Emotionally, I was in a rough place. I had moved away from her dad, something he criticized me for. To him, I was a failure; selfish for wanting to pursue my education instead of immediately seeking employment to get off government assistance. The pressure of being on food stamps pushed me to strive for perfection. I didn’t want to be seen as part of the stereotype that often accompanies welfare. Each time my daughter resisted getting dressed or refused to leave the house, I felt like I was failing at the one job that truly mattered: being a parent.

Then one night, I heard Chris Rock say, “If you’re trying to leave with a group and one person just won’t put their shoes on, that person is a total jerk.” I couldn’t help but laugh. The next morning, when my daughter refused to wear her shoes and kept kicking them off, I felt lighter. For the first time, I didn’t spiral into self-doubt. Instead, I chuckled to myself, determined not to let her drama affect my mood.

Chris Rock’s comedy, along with his show “Everybody Hates Chris,” helped me navigate those tough years. While my daughter’s behavior often seemed to escalate, I learned to cope. In moments of frustration, when I felt like screaming, I started to take a deep breath and remind myself that kids can be, well, a little difficult at times.

Similarly, the character of Betty in “The Middle” became one of my role models. Her blend of humor and resilience resonated with me immensely. Even in her messy, chaotic life, she always found a way to keep her family grounded. As a single mom cleaning bathrooms, I admired her lack of shame about the work she did to support her family.

Betty’s straightforwardness and commitment to authenticity inspired me during those sleepless nights filled with homework. I loved how she celebrated her kids’ unique personalities. For example, when her daughter started experiencing teenage challenges, Betty responded with humor and honesty, reminding me to embrace my daughter’s quirks without dwelling on my own feelings.
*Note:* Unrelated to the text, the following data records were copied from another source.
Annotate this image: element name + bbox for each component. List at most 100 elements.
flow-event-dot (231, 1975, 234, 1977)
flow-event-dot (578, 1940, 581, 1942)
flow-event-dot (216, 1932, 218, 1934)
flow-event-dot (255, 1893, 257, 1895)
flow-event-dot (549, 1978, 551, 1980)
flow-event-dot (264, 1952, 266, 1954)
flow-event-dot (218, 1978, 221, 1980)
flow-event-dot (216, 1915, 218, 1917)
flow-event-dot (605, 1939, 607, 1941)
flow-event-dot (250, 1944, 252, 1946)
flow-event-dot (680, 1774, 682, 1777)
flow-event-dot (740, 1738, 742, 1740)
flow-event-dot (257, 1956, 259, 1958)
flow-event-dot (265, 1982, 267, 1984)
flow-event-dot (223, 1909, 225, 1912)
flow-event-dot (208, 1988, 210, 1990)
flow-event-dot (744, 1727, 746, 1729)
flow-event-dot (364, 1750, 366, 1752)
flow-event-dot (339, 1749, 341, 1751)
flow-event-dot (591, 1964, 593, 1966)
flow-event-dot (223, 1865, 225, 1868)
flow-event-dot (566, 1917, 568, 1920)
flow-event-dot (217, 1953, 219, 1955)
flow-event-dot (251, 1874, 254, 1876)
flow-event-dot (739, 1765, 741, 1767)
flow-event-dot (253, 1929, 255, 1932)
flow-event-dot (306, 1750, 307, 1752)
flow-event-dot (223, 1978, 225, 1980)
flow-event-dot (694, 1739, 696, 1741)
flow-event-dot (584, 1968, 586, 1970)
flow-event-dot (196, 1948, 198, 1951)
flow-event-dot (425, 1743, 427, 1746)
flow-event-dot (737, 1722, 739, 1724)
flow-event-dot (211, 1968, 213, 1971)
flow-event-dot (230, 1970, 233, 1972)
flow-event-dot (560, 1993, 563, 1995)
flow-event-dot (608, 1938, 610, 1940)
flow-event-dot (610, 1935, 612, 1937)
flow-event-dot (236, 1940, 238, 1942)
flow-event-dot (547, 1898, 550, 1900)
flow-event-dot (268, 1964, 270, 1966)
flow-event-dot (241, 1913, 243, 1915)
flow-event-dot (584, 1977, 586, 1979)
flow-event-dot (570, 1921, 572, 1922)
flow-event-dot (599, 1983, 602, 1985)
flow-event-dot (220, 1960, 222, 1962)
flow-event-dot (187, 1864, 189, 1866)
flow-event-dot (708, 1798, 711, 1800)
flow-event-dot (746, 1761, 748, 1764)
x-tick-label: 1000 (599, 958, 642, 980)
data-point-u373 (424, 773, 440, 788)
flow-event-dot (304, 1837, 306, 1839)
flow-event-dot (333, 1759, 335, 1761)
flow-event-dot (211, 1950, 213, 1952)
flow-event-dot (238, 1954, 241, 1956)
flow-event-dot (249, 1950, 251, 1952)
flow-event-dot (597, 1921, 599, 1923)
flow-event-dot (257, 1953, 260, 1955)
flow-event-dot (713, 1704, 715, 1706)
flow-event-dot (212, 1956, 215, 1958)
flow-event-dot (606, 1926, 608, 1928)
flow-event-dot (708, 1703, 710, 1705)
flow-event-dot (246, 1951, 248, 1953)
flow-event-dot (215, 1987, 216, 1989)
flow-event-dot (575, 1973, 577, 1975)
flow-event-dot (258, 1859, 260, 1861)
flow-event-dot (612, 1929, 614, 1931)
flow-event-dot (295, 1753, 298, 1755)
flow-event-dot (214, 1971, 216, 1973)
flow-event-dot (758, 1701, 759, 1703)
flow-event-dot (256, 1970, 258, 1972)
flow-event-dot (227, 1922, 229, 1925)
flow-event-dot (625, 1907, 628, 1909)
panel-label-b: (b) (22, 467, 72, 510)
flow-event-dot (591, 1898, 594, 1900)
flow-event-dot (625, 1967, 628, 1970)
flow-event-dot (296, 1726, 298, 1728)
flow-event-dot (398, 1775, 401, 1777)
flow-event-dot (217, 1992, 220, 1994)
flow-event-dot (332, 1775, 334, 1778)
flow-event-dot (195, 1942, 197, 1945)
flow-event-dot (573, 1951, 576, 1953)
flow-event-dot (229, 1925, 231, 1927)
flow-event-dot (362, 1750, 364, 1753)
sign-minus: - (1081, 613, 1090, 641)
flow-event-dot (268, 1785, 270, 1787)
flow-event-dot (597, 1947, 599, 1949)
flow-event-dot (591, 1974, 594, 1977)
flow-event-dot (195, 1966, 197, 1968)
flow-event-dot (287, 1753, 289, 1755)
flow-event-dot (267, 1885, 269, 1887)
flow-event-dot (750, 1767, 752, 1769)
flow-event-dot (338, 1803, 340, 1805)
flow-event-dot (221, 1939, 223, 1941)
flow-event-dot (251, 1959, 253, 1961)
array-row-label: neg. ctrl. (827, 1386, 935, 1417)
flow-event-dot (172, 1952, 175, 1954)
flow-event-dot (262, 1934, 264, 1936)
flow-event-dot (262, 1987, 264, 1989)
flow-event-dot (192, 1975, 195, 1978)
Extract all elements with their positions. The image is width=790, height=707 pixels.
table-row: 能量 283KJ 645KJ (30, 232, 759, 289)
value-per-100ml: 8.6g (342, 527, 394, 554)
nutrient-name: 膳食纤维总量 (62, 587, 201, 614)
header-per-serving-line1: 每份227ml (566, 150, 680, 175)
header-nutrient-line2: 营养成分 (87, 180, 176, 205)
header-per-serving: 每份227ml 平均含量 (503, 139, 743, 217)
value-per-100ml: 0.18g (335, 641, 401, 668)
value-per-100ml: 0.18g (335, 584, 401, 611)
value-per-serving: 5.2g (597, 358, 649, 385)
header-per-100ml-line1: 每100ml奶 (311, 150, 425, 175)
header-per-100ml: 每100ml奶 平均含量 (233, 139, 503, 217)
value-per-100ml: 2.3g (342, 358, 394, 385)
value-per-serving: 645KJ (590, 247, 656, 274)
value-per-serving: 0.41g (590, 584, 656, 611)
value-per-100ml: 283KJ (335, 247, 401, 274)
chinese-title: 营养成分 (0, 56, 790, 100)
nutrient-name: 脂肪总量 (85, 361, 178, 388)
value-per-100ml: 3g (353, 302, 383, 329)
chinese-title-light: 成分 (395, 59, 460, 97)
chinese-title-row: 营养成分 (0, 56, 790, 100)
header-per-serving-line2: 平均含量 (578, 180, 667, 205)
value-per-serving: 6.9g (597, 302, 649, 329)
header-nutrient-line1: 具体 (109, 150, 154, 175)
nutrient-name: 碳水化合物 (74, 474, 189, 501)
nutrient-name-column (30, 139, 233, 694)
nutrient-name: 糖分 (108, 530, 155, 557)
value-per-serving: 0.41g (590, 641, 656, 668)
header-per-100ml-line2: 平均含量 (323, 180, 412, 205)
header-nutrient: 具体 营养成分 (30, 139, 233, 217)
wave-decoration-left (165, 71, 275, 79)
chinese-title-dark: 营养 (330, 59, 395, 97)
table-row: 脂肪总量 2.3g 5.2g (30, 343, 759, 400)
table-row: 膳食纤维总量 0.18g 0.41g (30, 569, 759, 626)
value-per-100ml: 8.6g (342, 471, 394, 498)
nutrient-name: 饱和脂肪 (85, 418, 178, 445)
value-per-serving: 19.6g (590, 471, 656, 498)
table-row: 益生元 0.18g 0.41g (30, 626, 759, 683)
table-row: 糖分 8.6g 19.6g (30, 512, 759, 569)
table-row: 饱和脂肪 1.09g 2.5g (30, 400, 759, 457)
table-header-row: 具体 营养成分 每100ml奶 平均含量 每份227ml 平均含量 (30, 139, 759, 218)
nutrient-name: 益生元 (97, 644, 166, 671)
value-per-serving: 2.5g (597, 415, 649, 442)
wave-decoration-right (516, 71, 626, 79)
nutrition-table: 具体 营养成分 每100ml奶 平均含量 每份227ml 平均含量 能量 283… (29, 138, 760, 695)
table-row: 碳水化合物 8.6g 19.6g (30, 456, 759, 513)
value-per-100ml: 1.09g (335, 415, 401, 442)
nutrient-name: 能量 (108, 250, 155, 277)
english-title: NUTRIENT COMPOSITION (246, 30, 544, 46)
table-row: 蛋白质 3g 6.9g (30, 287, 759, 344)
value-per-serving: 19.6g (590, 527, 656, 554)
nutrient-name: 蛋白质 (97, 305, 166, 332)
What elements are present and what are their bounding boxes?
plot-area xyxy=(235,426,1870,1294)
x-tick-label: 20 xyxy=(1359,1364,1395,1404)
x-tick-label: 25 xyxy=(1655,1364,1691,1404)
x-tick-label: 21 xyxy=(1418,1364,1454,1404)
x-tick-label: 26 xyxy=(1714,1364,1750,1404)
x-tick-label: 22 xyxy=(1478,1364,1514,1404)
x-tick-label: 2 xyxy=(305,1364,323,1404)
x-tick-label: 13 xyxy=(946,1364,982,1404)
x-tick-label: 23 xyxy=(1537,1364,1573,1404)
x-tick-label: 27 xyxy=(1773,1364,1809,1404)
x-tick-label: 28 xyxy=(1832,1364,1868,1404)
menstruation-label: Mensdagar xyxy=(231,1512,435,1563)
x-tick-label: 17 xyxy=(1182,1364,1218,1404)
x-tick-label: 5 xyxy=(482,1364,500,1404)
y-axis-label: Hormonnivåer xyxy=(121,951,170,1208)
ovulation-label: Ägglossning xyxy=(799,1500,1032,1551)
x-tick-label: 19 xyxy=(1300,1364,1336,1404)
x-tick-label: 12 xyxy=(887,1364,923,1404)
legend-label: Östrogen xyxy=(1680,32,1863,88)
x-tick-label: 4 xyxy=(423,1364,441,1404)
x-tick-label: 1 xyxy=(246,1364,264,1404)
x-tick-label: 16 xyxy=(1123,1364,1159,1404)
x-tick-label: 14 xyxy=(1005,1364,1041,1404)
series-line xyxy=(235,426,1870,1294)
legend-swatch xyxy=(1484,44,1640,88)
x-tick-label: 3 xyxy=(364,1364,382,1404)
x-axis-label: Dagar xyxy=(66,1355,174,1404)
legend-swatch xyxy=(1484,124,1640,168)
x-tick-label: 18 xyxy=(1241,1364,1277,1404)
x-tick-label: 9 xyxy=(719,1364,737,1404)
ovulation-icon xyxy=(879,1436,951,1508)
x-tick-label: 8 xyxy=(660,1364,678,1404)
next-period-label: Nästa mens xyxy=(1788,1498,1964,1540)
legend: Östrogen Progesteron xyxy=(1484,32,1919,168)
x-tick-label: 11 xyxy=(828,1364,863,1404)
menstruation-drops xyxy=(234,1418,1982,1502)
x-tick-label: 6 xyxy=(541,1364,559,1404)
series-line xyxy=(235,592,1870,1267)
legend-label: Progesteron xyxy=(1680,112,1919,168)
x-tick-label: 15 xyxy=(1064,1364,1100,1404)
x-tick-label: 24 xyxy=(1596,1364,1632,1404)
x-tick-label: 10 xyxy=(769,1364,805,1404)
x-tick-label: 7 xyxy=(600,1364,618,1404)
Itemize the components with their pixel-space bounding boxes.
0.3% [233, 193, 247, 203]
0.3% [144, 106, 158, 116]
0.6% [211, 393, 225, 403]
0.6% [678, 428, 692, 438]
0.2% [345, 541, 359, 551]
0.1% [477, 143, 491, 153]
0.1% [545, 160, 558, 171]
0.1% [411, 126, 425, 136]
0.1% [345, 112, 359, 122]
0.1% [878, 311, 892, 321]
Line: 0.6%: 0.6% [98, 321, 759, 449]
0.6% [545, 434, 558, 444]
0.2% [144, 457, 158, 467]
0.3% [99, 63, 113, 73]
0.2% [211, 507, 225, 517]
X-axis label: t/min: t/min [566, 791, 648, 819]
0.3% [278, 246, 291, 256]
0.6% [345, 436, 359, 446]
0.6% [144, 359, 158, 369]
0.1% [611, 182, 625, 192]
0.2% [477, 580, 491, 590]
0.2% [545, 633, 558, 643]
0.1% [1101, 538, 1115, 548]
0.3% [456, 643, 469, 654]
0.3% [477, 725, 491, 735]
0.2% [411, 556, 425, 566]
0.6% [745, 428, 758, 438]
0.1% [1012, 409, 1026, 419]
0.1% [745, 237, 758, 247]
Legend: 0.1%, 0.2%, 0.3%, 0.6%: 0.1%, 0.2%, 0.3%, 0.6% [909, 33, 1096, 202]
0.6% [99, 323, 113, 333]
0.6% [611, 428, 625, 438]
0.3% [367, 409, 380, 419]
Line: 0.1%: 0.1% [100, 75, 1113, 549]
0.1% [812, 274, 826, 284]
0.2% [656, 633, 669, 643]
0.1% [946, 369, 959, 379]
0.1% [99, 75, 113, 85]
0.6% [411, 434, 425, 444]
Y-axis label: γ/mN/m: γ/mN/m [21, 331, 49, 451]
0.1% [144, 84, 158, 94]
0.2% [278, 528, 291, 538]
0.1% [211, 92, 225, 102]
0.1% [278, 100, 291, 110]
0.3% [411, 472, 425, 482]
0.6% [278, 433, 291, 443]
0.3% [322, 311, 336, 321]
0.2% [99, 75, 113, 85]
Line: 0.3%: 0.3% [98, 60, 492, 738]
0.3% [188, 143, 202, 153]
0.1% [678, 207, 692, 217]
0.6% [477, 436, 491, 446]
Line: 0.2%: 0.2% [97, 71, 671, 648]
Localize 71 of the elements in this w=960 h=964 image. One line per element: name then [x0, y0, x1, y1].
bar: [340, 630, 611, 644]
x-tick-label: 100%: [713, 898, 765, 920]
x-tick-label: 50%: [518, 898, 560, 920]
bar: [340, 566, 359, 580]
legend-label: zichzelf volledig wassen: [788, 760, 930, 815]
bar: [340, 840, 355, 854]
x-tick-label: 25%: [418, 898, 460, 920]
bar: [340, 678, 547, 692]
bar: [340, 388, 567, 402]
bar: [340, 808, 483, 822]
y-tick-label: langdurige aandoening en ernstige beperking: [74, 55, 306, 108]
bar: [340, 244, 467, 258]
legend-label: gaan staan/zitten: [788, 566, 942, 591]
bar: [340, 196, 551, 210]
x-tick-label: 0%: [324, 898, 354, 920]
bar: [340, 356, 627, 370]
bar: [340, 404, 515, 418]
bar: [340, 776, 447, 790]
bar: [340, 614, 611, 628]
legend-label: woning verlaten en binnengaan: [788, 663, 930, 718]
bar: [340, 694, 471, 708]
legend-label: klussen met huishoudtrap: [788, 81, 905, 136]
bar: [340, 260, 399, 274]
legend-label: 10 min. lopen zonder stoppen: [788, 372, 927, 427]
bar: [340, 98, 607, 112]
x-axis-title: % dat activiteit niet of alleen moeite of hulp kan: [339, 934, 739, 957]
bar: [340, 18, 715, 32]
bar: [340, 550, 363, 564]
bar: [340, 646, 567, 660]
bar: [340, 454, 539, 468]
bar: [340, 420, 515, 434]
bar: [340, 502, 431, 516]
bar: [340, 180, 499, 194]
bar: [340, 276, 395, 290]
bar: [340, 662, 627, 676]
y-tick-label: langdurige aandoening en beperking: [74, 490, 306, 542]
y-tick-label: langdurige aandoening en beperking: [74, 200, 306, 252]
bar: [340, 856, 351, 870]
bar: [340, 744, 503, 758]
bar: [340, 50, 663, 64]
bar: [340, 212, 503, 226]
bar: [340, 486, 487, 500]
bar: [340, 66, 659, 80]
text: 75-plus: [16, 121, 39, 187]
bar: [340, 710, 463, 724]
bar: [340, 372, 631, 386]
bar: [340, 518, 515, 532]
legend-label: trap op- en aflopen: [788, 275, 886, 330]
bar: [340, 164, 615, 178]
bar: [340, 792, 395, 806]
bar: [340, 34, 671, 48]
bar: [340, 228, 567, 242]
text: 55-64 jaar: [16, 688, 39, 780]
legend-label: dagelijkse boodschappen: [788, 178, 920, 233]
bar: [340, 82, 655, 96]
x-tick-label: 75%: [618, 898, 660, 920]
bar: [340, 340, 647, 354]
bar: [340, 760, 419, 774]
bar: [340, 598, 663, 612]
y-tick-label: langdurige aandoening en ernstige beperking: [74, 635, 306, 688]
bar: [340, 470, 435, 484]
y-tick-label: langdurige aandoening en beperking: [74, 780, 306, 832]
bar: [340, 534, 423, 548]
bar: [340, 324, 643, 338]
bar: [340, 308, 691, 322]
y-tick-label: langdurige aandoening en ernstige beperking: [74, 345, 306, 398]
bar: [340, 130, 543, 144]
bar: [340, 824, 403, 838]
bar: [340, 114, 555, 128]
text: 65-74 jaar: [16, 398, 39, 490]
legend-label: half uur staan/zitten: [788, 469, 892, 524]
Additionally, the film “The Parent Trap” presented valuable lessons about being true to oneself while allowing my daughters the freedom to be who they are. Though my style may not match that of the glamorous character Annie, I strive to walk with confidence, head high and shoulders back.

Years later, I welcomed a second daughter into the world, who is a whirlwind of determination and joy. Watching her navigate the world feels entirely different than it did with my first. I’ve learned to separate her emotional outbursts from my own parenting, recognizing that her frustrations might stem from hunger or tiredness, rather than any failure on my part. I don’t see her tears over a small inconvenience as a reflection of my abilities. Rather, I celebrate her unique spirit—before she could even walk, she was already dancing.

In summary, the journey of motherhood has taught me resilience, humor, and the importance of embracing our children’s individuality. Through the lens of television and comedy, I’ve found invaluable insights that have shaped my parenting style, allowing me to face challenges with a smile.